#  >> K-12 >> K-12 For Parents

Can you claim a 20 yr old dependent disabled and still in high school?

Yes, you can claim a 20-year-old dependent who is disabled and still in high school as a dependent on your tax return, provided they meet all other dependency requirements. The key is that they are considered permanently and totally disabled. The fact they are still in high school further supports the claim of disability impacting their ability to be self-supporting.

However, it's crucial to understand that "permanently and totally disabled" has a specific IRS meaning. It doesn't simply mean they have a disability; it means their disability prevents them from engaging in any substantial gainful activity. The IRS will look at medical evidence to verify this.

To claim them as a dependent, you must meet ALL the following requirements:

* Relationship: The 20-year-old must be your qualifying child or qualifying relative. The relationship test is usually easily met if they are your child.

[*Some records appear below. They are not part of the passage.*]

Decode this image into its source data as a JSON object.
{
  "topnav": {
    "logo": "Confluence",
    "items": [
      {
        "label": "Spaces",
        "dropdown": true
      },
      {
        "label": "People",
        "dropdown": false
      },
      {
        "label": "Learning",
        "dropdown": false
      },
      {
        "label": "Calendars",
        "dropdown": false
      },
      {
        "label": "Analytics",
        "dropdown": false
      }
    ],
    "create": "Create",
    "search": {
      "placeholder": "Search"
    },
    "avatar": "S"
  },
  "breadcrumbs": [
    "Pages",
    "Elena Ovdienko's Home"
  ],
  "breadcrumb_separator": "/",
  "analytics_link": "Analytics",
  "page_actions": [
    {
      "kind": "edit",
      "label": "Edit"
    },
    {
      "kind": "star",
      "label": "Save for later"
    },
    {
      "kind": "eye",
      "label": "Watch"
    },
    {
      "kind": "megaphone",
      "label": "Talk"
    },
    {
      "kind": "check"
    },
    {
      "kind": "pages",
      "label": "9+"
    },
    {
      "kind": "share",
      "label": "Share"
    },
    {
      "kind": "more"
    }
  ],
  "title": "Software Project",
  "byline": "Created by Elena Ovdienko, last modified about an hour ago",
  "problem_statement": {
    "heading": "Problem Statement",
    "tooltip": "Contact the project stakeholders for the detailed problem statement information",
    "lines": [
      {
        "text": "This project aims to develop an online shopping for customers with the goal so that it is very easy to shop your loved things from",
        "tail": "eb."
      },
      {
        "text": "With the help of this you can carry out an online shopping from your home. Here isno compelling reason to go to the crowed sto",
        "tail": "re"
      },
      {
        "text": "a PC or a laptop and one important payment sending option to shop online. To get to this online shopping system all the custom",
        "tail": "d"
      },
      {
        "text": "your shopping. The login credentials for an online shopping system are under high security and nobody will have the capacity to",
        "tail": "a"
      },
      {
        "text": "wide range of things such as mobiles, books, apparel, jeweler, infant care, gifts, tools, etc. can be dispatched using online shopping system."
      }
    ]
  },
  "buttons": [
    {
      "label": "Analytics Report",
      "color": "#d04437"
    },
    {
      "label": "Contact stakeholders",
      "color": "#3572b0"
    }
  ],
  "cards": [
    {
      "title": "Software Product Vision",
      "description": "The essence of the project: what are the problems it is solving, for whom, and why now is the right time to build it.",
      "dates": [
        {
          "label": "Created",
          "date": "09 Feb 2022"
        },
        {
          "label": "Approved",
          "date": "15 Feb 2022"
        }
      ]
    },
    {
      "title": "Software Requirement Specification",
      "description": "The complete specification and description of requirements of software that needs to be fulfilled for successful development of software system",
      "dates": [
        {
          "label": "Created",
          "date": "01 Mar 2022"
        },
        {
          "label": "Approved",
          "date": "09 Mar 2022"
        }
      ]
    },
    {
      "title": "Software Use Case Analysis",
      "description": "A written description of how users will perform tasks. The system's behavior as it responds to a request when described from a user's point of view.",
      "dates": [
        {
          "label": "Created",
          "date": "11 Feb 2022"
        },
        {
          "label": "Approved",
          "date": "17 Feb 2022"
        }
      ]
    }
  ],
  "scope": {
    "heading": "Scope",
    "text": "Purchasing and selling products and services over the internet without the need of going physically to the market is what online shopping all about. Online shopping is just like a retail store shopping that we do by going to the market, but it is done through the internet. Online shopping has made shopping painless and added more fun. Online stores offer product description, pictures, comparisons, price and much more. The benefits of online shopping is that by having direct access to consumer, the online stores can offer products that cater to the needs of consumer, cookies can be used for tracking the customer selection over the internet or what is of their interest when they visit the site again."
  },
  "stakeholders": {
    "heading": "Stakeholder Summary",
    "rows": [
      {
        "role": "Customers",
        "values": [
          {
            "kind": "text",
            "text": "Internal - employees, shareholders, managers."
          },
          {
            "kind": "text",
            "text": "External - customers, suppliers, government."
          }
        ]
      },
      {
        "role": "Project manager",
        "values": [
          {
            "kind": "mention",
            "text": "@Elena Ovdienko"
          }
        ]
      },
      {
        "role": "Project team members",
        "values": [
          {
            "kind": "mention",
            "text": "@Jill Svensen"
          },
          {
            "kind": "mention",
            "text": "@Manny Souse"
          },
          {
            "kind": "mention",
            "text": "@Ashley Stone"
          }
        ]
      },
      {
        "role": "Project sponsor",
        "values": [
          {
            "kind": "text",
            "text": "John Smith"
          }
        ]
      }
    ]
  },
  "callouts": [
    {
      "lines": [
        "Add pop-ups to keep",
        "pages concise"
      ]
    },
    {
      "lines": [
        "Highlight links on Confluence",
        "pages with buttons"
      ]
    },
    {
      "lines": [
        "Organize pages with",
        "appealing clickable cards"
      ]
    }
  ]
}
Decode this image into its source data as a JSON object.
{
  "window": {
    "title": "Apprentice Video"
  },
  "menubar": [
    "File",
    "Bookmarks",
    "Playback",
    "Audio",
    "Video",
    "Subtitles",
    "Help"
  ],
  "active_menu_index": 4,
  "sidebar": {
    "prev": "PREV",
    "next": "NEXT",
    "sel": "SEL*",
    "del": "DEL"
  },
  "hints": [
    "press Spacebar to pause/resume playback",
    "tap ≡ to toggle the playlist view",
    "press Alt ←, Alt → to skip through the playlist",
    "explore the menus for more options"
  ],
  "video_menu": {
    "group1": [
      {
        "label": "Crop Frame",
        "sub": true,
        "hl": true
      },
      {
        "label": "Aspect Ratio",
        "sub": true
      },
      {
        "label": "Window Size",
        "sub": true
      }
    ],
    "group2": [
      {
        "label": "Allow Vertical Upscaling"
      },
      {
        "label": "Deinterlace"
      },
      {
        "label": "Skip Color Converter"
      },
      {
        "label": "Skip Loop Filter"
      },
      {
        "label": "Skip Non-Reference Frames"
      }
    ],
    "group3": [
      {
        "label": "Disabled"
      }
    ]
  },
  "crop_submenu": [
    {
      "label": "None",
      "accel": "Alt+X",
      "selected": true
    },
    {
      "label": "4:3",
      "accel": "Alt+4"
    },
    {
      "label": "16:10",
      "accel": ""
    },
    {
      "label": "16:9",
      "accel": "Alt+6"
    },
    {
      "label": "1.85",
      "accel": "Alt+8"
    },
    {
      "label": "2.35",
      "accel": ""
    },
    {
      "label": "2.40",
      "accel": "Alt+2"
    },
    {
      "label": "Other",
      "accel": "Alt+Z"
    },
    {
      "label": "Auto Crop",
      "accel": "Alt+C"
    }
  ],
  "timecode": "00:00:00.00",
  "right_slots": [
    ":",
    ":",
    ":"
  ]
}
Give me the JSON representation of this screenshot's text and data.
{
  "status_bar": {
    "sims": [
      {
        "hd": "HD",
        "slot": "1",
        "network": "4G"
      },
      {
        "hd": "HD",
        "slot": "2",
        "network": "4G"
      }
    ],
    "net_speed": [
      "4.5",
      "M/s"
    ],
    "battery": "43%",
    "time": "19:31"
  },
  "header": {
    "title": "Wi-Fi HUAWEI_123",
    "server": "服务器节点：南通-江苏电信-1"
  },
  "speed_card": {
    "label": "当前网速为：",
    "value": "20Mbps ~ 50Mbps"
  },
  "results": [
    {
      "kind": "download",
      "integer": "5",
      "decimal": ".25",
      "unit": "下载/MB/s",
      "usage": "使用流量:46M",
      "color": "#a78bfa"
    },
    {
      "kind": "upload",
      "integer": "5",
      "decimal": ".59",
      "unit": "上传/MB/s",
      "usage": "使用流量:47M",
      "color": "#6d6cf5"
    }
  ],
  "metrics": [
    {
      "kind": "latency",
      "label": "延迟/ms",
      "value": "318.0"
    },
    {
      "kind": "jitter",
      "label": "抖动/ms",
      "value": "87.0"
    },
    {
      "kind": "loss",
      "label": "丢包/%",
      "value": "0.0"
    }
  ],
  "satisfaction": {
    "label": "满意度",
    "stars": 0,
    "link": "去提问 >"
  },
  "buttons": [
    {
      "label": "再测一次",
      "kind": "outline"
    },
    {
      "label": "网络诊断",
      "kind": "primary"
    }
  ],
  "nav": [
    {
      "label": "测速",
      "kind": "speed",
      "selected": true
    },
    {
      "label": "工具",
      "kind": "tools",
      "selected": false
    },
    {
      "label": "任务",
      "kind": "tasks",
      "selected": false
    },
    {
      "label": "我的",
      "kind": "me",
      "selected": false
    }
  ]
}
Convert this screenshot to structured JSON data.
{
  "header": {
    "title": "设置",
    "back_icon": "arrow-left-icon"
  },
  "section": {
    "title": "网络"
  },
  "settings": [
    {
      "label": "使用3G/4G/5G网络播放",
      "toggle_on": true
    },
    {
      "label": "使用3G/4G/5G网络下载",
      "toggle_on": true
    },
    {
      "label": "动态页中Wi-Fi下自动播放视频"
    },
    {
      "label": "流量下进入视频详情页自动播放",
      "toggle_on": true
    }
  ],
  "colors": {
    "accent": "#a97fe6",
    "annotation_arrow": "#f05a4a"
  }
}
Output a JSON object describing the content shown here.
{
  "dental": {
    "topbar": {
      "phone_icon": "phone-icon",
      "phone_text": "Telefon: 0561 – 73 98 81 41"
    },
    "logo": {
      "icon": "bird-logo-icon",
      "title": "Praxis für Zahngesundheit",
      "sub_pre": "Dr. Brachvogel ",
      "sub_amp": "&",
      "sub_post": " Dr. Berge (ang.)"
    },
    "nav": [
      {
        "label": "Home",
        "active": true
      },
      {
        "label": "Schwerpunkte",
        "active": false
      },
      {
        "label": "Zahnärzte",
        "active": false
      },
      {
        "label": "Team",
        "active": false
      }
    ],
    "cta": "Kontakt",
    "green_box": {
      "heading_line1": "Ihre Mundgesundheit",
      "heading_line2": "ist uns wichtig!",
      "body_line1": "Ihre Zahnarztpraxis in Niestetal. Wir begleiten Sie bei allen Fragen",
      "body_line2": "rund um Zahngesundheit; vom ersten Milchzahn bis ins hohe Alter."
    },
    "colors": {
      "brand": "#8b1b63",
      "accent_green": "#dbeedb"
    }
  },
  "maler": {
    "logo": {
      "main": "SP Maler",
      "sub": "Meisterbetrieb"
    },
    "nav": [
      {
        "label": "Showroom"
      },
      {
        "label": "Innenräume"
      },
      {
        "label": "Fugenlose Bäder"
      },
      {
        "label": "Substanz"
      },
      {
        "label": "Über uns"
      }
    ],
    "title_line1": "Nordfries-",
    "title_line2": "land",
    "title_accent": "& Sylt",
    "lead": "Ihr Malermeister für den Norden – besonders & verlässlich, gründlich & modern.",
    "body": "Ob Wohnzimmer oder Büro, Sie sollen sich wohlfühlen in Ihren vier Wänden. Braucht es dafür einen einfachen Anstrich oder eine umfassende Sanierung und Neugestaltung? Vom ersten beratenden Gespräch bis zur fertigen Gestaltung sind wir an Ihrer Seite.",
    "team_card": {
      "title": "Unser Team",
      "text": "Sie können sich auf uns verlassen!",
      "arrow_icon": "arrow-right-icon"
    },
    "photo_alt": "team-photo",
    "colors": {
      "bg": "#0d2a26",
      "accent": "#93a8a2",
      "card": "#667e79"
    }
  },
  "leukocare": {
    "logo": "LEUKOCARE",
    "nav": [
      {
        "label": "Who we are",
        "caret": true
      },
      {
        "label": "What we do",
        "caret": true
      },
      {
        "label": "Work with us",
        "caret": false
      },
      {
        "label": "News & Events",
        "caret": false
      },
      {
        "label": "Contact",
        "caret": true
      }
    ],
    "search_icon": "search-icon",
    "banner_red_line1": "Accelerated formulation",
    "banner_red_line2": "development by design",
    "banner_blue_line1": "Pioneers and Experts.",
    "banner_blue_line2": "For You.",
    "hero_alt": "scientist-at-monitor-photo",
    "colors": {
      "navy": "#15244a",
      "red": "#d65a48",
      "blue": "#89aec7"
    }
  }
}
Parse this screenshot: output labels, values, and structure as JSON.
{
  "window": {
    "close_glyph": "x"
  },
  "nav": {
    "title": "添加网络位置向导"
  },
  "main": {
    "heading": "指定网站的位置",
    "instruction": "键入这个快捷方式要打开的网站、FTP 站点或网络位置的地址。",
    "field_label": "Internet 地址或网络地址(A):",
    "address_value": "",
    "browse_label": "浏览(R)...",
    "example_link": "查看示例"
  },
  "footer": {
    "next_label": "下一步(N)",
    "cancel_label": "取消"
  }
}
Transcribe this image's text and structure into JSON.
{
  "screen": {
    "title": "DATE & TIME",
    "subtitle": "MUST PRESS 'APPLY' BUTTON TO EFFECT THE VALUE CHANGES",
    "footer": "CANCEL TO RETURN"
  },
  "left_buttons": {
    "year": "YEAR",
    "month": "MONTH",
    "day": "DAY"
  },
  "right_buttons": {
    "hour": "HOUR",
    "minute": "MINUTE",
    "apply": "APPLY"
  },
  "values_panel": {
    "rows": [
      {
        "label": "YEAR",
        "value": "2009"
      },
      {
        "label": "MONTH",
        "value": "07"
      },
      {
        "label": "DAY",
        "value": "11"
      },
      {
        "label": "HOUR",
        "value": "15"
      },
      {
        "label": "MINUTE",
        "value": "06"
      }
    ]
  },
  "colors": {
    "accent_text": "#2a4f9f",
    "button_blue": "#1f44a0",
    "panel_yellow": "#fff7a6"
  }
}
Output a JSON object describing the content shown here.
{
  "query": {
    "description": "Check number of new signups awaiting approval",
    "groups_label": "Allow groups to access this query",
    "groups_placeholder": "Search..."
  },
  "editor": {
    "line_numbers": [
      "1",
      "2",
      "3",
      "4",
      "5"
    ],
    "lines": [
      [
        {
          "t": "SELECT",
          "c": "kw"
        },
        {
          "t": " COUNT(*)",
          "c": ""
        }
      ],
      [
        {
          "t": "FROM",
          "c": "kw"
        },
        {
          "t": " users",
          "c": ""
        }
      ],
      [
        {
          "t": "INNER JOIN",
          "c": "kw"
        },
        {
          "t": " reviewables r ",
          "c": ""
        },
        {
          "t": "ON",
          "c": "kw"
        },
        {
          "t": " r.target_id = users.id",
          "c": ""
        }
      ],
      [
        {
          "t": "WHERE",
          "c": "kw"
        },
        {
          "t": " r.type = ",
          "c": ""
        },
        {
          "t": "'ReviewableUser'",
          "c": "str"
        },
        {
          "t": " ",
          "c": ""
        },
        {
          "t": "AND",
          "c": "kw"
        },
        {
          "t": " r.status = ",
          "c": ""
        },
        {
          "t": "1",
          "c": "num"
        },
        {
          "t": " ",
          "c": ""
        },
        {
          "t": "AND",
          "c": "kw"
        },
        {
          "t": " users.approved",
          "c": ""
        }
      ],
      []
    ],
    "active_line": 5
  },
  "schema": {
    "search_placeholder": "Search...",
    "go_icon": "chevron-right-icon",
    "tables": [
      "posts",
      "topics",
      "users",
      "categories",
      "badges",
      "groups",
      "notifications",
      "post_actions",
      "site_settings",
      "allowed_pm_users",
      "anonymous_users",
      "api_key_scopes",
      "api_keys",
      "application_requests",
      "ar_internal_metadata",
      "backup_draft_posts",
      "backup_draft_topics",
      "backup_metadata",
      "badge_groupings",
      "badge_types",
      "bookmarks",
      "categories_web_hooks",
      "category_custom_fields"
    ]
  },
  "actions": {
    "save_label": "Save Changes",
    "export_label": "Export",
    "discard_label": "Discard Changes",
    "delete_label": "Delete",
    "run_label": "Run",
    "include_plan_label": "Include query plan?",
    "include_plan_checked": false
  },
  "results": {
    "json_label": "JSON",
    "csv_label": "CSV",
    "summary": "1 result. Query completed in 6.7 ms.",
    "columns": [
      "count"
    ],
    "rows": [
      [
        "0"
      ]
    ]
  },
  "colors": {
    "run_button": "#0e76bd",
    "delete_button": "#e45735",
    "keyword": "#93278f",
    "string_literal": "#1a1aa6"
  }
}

* Residency: They must have lived with you for more than half the year.

* Support: You must have provided more than half of their support.

* Gross Income: Their gross income must be less than $4,700 in 2023 (this amount may change yearly, so consult the most current IRS guidelines).

* Disability: They must be permanently and totally disabled. This requires substantial documentation from a physician or other qualified medical professional.

If you're unsure if your child meets these requirements, consult a tax professional or the IRS website for the most up-to-date information and forms. They can help determine your eligibility and guide you through the necessary documentation.